The plot device of the false breakup, wherein a screenwriter contrives to separate an ideal couple in order to create the necessary suspense to fuel a story’s forward momentum, only to restore the union at the point of maximum satisfaction, ought to render the film’s ultimate conclusion foregone. But we hardly know Gerry and Tom when we meet them, and Tom proves a suitable enough “villain” (insofar as, despite being an irreducibly softhearted hunk played by McCrea, he threatens the heroine’s plans for happiness, and so qualifies as the villain on a technicality) to at least hypothesize that an alternative life plan. Ideally, one spent in the sensitive, attentive, and slightly daffy care of billionaire J.D. Hackensacker (Rudy Vallee, in one of those roles that seems inconceivable outside Sturges-topia, but crucial to its integrity). With the uncertainty of what is and isn’t the Natural Order of Things, in which a husband is obliged to pretend to be a brother, and a billionaire is seen as a sweetheart, a madman, or a heartless skinflint, depending on who you ask, the resolving structure of The Palm Beach Story resembles a maze of increasingly narrowing paths and diminishing options. The rate of compression is matched by the speed with which Sturges piles on color and detail to the lies and deception wrought by the quarrelling Tom and Gerry Jeffers.
Sturges’s broadest masterstroke ensures that, even as the clock runs out, the dramatic stakes melt away just as quickly. Who but Sturges could conceive of The Palm Beach Story without a seriocomic courtroom climax, or a mad scheme to halt a wedding already in progress, or some other timeworn mechanism? The Sturges alternative: a gentle implosion of expectations, as if the rug could be pulled out from under us merely by tugging on a stray thread.

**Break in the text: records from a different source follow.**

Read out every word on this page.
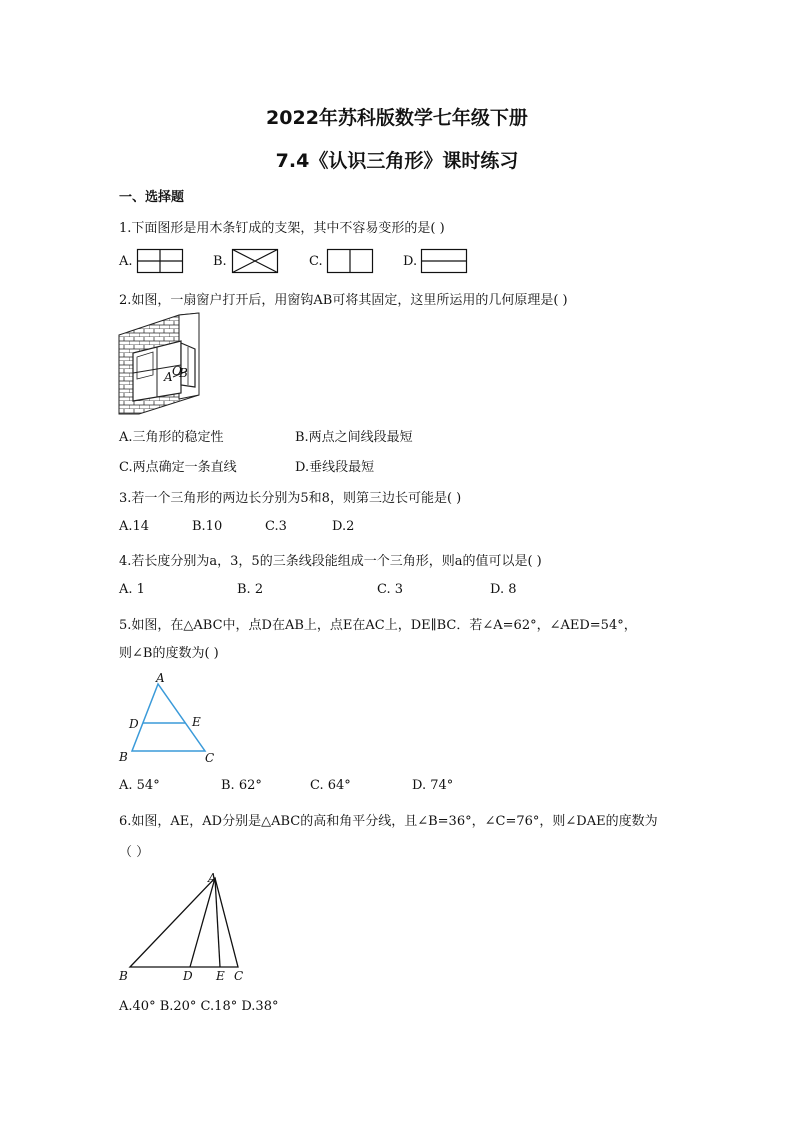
2022年苏科版数学七年级下册
7.4《认识三角形》课时练习
一、选择题
1.下面图形是用木条钉成的支架，其中不容易变形的是( )
A.	B.	C.	D.
2.如图，一扇窗户打开后，用窗钩AB可将其固定，这里所运用的几何原理是( )
A O
B
A.三角形的稳定性	B.两点之间线段最短
C.两点确定一条直线	D.垂线段最短
3.若一个三角形的两边长分别为5和8，则第三边长可能是( )
A.14	B.10	C.3	D.2
4.若长度分别为a，3，5的三条线段能组成一个三角形，则a的值可以是( )
A. 1	B. 2	C. 3	D. 8
5.如图，在△ABC中，点D在AB上，点E在AC上，DE∥BC．若∠A=62°，∠AED=54°，
则∠B的度数为( )
A
D	E
B	C
A. 54°	B. 62°	C. 64°	D. 74°
6.如图，AE，AD分别是△ABC的高和角平分线，且∠B=36°，∠C=76°，则∠DAE的度数为
（ ）
A
B	D E C
A.40° B.20° C.18° D.38°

Conceptual genius aside, at the heart of The Palm Beach Story is Gerry’s very personal journey, as she’s borne on the tides of farce and comic violence, and twice serenaded. If speech creates thought, Sturges creates in Gerry a brilliantly articulate (as well as humanely confused) heroine, a Penelope at the center of an inside-out retelling of The Odyssey. Gerry uses improvisation and a long string of opportune misunderstandings to vault headlong into the prospect of a marriage that would probably be happy, and certainly secure, financially speaking. She’s sabotaged when, in the first tranquil moment with Tom since they split the scene in New York City, the virus of her true heart’s desire is reintroduced by a sweet lullaby and a zipper that refuses to come undone. Sturges’s wish that everybody get a piece of happiness reigns supreme, even if he has to use special effects to get the job done.